Kameko-chan muss nicht als Nokorimono no Kurisumasukeki*) -liegengebliebener Weihnachtskuchen- enden!"

*)für Japaner gilt eine junge Frau ab 25 als 'liegengebliebener Weihnachtskuchen'.
Wie dieser bis zum 24. Dezember gegessen sein soll, sollte eine junge Frau bis dahin einen Mann fürs Leben gefunden haben...

"Das ist eine wunderbare Idee, Okyaku-Sama -mein Herr-. Darf ich gegenüber meiner ehrenwerten Mutter -rippana Hahaoya- das Angebot aussprechen?"

"Aber ja, meine liebste Nadeshiko -Prachtnelke-!"
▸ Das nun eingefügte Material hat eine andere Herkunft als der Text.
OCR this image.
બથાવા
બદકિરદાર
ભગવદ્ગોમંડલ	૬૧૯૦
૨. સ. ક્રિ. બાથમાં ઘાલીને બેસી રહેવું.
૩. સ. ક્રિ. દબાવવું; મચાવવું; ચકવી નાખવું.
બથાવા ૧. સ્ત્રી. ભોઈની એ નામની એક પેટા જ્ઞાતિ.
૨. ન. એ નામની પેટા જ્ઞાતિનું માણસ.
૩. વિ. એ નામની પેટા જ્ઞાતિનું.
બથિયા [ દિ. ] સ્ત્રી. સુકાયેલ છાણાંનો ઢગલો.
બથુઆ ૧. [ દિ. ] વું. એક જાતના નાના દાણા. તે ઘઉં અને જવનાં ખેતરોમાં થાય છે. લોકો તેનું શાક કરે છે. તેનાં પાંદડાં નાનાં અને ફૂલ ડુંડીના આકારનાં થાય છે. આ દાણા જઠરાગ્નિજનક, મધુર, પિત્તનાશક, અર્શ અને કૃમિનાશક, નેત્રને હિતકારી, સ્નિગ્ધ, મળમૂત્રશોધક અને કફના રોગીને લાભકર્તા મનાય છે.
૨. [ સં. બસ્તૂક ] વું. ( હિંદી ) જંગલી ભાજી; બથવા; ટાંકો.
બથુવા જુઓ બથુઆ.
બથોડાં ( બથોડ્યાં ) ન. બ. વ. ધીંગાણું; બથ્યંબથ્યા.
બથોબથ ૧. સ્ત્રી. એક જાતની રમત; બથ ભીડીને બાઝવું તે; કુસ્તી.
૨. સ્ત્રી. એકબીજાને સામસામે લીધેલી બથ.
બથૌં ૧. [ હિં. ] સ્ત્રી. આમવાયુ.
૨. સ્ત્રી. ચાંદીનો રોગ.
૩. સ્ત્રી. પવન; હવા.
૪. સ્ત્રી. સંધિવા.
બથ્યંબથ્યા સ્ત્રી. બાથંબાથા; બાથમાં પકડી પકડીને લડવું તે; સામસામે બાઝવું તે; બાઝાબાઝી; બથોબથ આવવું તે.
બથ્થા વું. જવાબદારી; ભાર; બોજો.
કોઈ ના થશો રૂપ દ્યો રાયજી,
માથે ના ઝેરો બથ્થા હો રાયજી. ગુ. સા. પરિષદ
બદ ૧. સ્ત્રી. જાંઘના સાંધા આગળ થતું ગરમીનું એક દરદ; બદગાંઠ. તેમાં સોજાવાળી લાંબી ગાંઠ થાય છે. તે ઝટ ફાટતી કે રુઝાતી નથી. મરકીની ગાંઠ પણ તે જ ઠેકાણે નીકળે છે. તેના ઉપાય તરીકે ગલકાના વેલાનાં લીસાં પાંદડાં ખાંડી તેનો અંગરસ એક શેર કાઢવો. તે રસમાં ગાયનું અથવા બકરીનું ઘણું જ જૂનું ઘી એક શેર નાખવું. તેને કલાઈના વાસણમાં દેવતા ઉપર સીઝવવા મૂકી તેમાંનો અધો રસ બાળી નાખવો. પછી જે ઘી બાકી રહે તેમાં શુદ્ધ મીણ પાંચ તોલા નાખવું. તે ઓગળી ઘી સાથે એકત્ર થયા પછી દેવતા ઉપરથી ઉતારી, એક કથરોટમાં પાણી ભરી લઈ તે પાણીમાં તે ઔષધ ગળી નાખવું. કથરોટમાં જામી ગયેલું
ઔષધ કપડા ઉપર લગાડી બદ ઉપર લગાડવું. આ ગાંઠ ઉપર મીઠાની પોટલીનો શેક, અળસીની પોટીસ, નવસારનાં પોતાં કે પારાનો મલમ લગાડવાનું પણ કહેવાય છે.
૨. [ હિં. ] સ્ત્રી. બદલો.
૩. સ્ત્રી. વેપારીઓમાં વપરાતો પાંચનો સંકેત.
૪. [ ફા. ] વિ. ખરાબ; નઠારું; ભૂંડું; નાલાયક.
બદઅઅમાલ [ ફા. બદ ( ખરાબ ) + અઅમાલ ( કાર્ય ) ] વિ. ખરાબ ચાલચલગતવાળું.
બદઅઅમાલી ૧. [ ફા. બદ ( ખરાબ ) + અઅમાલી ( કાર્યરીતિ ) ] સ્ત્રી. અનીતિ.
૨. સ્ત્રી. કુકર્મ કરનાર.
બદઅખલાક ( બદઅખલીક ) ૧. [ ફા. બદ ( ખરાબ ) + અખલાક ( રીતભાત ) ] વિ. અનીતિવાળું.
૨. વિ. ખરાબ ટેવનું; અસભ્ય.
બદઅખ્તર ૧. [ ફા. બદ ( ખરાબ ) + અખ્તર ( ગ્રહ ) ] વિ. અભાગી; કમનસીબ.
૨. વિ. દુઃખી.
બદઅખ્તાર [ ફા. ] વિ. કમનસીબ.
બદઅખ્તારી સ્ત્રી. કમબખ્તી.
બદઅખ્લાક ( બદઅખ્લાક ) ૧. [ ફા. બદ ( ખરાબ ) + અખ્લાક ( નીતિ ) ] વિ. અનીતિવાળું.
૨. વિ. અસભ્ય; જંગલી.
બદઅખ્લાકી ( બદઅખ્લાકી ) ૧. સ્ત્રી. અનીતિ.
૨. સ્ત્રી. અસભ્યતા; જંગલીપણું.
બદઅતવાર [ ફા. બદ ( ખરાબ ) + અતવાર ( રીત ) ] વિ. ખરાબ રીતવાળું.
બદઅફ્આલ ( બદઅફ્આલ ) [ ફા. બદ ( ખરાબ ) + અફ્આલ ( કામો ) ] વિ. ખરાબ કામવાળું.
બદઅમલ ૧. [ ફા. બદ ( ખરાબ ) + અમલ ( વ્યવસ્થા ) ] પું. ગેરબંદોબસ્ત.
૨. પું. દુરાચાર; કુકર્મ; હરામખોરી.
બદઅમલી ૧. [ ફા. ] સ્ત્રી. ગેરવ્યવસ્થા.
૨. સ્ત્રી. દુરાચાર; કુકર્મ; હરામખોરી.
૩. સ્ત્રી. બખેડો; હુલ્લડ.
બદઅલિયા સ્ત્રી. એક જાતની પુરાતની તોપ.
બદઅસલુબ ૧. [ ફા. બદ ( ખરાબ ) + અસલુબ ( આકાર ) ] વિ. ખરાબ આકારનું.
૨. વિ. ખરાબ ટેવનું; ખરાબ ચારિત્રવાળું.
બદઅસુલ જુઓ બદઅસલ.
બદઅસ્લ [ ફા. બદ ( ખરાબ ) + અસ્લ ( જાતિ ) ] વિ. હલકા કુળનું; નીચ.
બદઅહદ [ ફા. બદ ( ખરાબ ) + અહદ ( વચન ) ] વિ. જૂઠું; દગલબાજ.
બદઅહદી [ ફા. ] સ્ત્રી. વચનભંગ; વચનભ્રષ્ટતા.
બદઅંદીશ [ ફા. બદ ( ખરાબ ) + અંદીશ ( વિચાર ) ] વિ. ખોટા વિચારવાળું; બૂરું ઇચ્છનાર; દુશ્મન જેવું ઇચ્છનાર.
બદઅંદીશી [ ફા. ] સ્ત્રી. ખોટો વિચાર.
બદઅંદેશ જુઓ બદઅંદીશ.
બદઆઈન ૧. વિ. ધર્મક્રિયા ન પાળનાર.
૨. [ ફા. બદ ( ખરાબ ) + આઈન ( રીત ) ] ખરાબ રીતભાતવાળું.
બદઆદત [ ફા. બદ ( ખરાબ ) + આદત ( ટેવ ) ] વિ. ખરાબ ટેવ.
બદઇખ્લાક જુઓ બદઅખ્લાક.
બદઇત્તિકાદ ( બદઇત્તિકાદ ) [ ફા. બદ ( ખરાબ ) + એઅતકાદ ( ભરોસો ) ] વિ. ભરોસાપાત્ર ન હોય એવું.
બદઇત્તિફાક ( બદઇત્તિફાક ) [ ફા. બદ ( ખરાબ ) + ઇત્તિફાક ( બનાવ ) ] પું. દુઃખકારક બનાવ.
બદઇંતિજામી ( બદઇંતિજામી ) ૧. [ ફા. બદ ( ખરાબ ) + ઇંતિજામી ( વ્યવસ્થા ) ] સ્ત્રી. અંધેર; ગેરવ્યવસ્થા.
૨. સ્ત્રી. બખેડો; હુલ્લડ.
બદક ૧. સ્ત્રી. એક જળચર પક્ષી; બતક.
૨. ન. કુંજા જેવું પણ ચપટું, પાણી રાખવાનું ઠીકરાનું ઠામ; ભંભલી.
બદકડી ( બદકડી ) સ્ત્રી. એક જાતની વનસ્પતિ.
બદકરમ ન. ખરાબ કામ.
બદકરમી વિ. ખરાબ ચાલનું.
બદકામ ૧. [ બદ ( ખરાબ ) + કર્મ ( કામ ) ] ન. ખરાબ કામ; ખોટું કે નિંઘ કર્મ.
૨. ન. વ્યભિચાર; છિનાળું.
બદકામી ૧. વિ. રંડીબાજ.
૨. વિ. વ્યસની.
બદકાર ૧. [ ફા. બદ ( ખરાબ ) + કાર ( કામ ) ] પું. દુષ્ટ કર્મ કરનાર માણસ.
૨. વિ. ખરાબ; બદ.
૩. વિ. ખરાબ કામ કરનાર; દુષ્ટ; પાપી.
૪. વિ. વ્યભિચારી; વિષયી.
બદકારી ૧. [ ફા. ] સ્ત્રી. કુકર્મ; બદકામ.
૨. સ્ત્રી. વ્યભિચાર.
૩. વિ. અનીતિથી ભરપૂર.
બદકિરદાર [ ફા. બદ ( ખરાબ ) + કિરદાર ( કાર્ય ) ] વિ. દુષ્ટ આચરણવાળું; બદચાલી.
Als ich Zeit zum Telefonieren habe, setze ich mich bequem hin und rede mit meiner lieben Mira -Mama- über das Angebot von Tanaka-San für Kameko-chan. Auch sie unterbreitet zuerst beim abendlichen Essen meinem Chichi -Papa- das Angebot. Er ist der Meinung, dass Kameko-chan das Angebot rundweg ablehnen wird, wenn sie ihr die Entscheidung überlassen.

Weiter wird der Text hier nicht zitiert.